Amongst these things is the crap he inherited from Emilio, so he pulls out the amulet and begins to fall into another trance. As he slips away, he sees images of psychiatrist Paul Taylor stabbing and murdering his mother. Not exactly what happened to be sure, but he must feel that the man contributed to her early demise.

We now cut to the real Dr. Taylor as he enters a secluded cabin, accompanied by a much younger blonde woman who is supposed to be one of his patients. She removes a wedding ring while he fixes them drinks. It is soon apparent that she is cheating on her husband for the first time with this old Lech, and despite his claim to have never brought a woman to this cabin before; his tone and demeanor suggest that he is all too familiar with seducing younger women. There goes his professional credibility right out the window!

“Okay, my dear…it’s time to let the shag carpet live up to its name.”He starts to mouth a bunch of psychobabble about her suppressed feelings for her late father. As he does this, he is slowly removing her blouse and bra. So in other words, this jerk uses the intimate knowledge of his patients which he learns in a professional capacity, to manipulate and coerce them into having sex with him? What an asswipe! Just think about the emotional and mental issues these women will have after he is done with them. They came to him for help of some kind and he screwed them over…literally!
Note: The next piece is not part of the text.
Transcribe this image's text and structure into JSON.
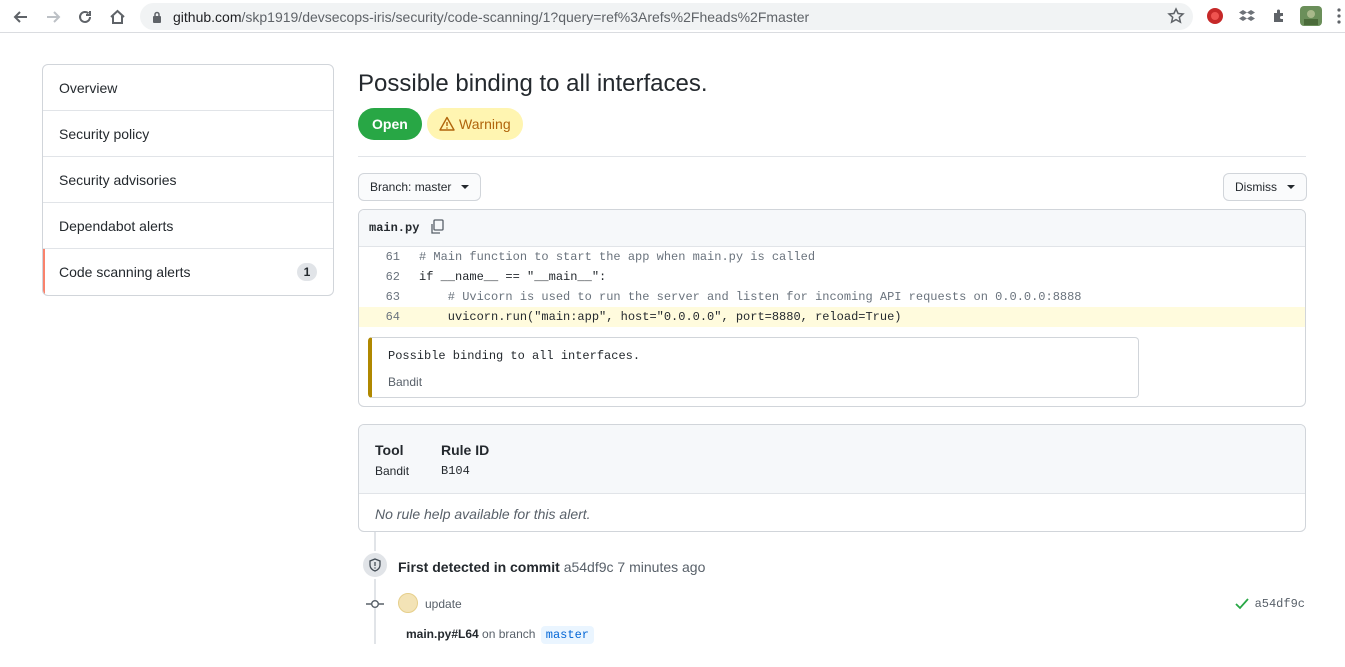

Soon enough she is naked (not that we get to see anything good), on her back and no doubt spreading easier than whipped butter. He is over her, planting kisses on her when he hears a voice. He stops to listen. He hears it again. Why it’s his voice, repeating things that he said earlier. He gets up and starts looking around the cabin in a frenzied rush, trying to determine where the voice is originating. The woman does not seem too pleased that he is ignoring her once she has gotten completely naked for him. She claims to hear nothing, but he wonders if she is in cahoots with someone outside that is taunting him. He rushes outside, armed with a shotgun, to confront whoever may be there.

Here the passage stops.